ふたりの言葉
- 2018/04/07 22:33
4/6がシャカムウの日だったらしいので、遅刻ですがちょっとだけ小話。
息をしていないようだった。
ふと目が覚めて見つめたその顔があまりに丹精で、作り物のようで手を伸ばすのに躊躇をした。
紫がかった髪を怖々と撫でると小さな目覚めを許容するような声と共に、重たげな睫があがる。
「ああ……寝てた」
ふう、と目を覆って嘆息する彼は、さっきまでの人形のような、作り物のような気はしない。きちんと息を吹き込まれた人だった。
おかしいことだ。さっきまでちゃんと肌の温度を感じていたのにそんなやことを思うなんて。自分が目を開けたらそう思うなどと。普段から閉眼しているせいかもしれないと、自嘲の笑みが浮かぶ。
そう安堵している彼を神秘的な翠玉のアーモンド・アイがゆっくり捉えた。
――彼を喪ったら、どれだけ恐ろしいだろう。
さっきまでの事はうっすらと覚えていた。丁度微睡みかけていただけだったから。
隣で寝ていた彼が、半身を起こした気配がしたから。
ずっと見つめられている気がした。その彼の顔が、とても戸惑っている気がして不思議だった。
何も怖いことないはずなのに。またいっしょにいることが出来て、それで幸せなはずなのに。
こちらを見つめる彼の顔は、強張っていた。何か大事なものを触るように、金糸の髪が彼の肌を擽った。

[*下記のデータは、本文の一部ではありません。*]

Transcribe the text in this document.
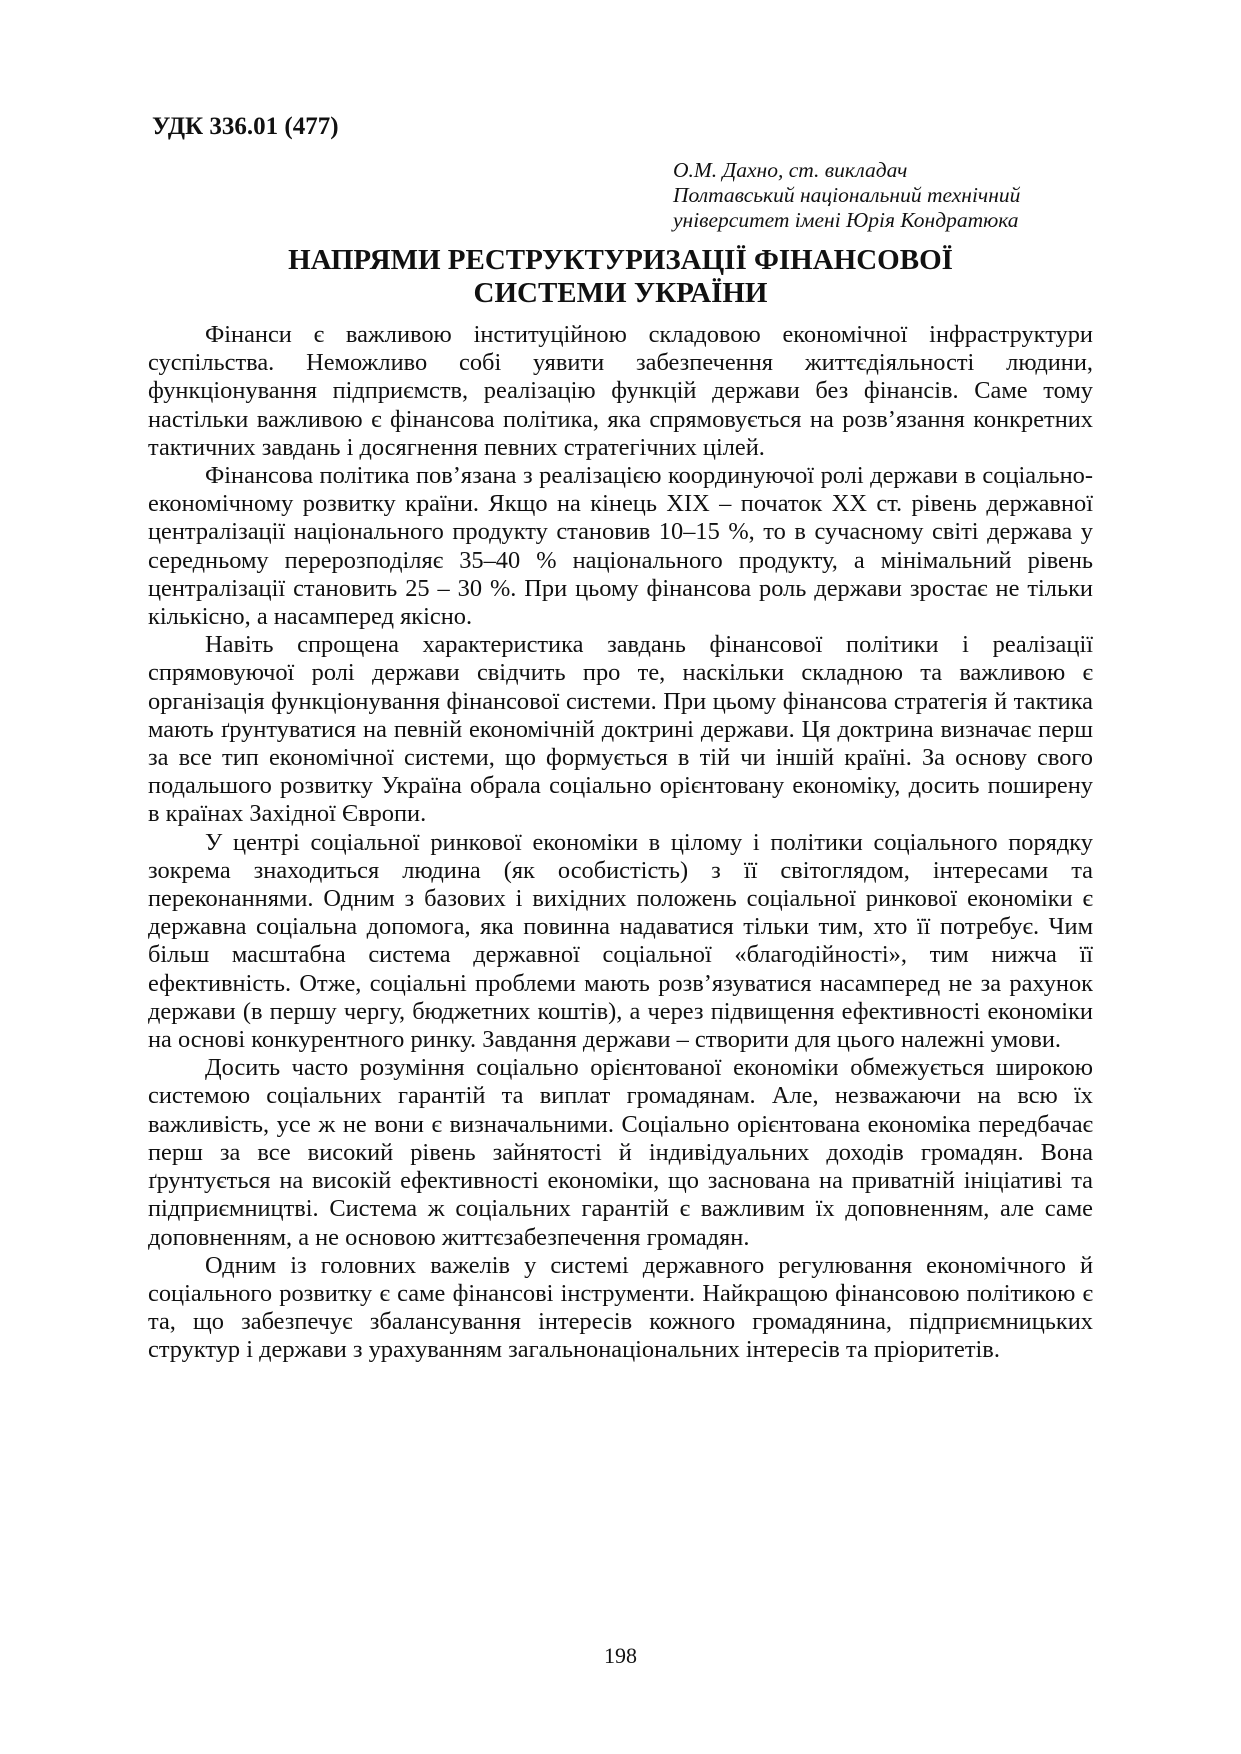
УДК 336.01 (477)

О.М. Дахно, ст. викладач
Полтавський національний технічний
університет імені Юрія Кондратюка
НАПРЯМИ РЕСТРУКТУРИЗАЦІЇ ФІНАНСОВОЇ
СИСТЕМИ УКРАЇНИ

Фінанси є важливою інституційною складовою економічної інфраструктури суспільства. Неможливо собі уявити забезпечення життєдіяльності людини, функціонування підприємств, реалізацію функцій держави без фінансів. Саме тому настільки важливою є фінансова політика, яка спрямовується на розв’язання конкретних тактичних завдань і досягнення певних стратегічних цілей.

Фінансова політика пов’язана з реалізацією координуючої ролі держави в соціально-економічному розвитку країни. Якщо на кінець XIX – початок XX ст. рівень державної централізації національного продукту становив 10–15 %, то в сучасному світі держава у середньому перерозподіляє 35–40 % національного продукту, а мінімальний рівень централізації становить 25 – 30 %. При цьому фінансова роль держави зростає не тільки кількісно, а насамперед якісно.

Навіть спрощена характеристика завдань фінансової політики і реалізації спрямовуючої ролі держави свідчить про те, наскільки складною та важливою є організація функціонування фінансової системи. При цьому фінансова стратегія й тактика мають ґрунтуватися на певній економічній доктрині держави. Ця доктрина визначає перш за все тип економічної системи, що формується в тій чи іншій країні. За основу свого подальшого розвитку Україна обрала соціально орієнтовану економіку, досить поширену в країнах Західної Європи.

У центрі соціальної ринкової економіки в цілому і політики соціального порядку зокрема знаходиться людина (як особистість) з її світоглядом, інтересами та переконаннями. Одним з базових і вихідних положень соціальної ринкової економіки є державна соціальна допомога, яка повинна надаватися тільки тим, хто її потребує. Чим більш масштабна система державної соціальної «благодійності», тим нижча її ефективність. Отже, соціальні проблеми мають розв’язуватися насамперед не за рахунок держави (в першу чергу, бюджетних коштів), а через підвищення ефективності економіки на основі конкурентного ринку. Завдання держави – створити для цього належні умови.

Досить часто розуміння соціально орієнтованої економіки обмежується широкою системою соціальних гарантій та виплат громадянам. Але, незважаючи на всю їх важливість, усе ж не вони є визначальними. Соціально орієнтована економіка передбачає перш за все високий рівень зайнятості й індивідуальних доходів громадян. Вона ґрунтується на високій ефективності економіки, що заснована на приватній ініціативі та підприємництві. Система ж соціальних гарантій є важливим їх доповненням, але саме доповненням, а не основою життєзабезпечення громадян.

Одним із головних важелів у системі державного регулювання економічного й соціального розвитку є саме фінансові інструменти. Найкращою фінансовою політикою є та, що забезпечує збалансування інтересів кожного громадянина, підприємницьких структур і держави з урахуванням загальнонаціональних інтересів та пріоритетів.

198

そう、生きている。大丈夫。目を開けて見つめたのは澄んだ空のような目。
「……寝ていたのか」
安心したような声の主は、普段と同じに戻ったようだった。ふと、過日を思う。
――また喪ったらどれだけ悲しいだろう。
身を起こして、互い自然に唇を重ねる。二人ぼっちの今だけで充分満たされている。
「――シャカ」
そのまままた身を食むように滑らかに手が落ちる。
「――ムウ」
身体を密やかに五指が蹂躙する。そう、それでいい。
ふたりぼっちすぎて、互いの境界が解らない。だから互いの思ったことが解ってしまう。境界線を引くように、手が動く。そう、切り離されていく幸せ。
そうしてもお互いが解るときの尊さ。
何を考えても、この瞬間が全て。わかり合える幸せに彼らは行為に没頭していった。
戸川純の「ふたりの言葉」を延々と流しつつ書いてました。
最初はだらーっと日本の映画館で映画を見る話にしようと思ったのですが、直近で見た「まあだだよ」と小話のテーマに近い「水の女」どちらの映画を見せようか迷い、更に映画描写に迷い、そちらは没にしました。
ちまちまリハビリに何か書きたいところです。